Over on the right, every fucking story for the past five years has been framed as one of downtrodden common folk up against nefarious "elites." Who are these evil elites exactly? Well, no one can define that. They're alleged to be college professors, reporters, pundits, and some politicians. Nevermind that professors are about as "elite" as the lady processing your license renewal at the DMV, and only .001% of reporters and pundits are powerful enough to, in Chomsky's terms, help "manufacture consent." Nevermind Fox News remains the most popular 24 hr. news channel.

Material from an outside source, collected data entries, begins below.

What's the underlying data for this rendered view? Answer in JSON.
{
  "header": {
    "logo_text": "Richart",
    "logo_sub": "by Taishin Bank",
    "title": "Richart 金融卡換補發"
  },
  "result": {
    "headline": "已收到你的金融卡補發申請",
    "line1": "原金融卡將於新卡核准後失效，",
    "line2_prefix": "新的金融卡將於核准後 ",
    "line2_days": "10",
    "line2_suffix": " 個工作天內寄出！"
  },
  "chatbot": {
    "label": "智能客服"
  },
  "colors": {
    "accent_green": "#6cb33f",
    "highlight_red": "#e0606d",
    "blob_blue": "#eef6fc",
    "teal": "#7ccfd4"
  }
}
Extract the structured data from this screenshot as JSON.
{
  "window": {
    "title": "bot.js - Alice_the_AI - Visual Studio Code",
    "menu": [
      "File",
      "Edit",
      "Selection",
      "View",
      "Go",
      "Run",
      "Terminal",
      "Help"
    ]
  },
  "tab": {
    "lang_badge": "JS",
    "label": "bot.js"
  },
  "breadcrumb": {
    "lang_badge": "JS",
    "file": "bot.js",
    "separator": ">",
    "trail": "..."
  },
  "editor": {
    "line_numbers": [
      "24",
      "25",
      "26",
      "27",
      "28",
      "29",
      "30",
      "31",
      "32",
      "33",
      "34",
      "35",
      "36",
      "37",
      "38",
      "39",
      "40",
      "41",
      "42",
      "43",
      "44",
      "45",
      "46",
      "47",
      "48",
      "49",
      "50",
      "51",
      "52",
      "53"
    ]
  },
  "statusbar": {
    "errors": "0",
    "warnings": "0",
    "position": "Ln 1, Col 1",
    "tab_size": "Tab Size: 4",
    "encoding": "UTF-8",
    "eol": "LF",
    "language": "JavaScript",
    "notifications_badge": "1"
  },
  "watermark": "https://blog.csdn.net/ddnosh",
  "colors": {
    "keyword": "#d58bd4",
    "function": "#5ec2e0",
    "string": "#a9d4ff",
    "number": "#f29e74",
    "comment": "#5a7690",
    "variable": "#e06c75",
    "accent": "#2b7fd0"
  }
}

Nevermind all of that -- they're underdogs, dammit!
It'd be nice, refreshing, if someone started arguing from a position other than that of underdog. Instead of "I'm aggrieved," and "How dare you?," perhaps run with, "Well, I'm right and you're wrong, and it has nothing to do with power inequities..." It'd be a lot more productive if people from both sides stopped calling the other side an oppressor and started critiquing the other side as simply wrong on the merits. Objectively. This occurs in a number of places, of course. But unfortunately it doesn't seem to get nearly as many eyeballs as articles where the authors, opportunists that they are, frame things as the Rebels vs. the Empire.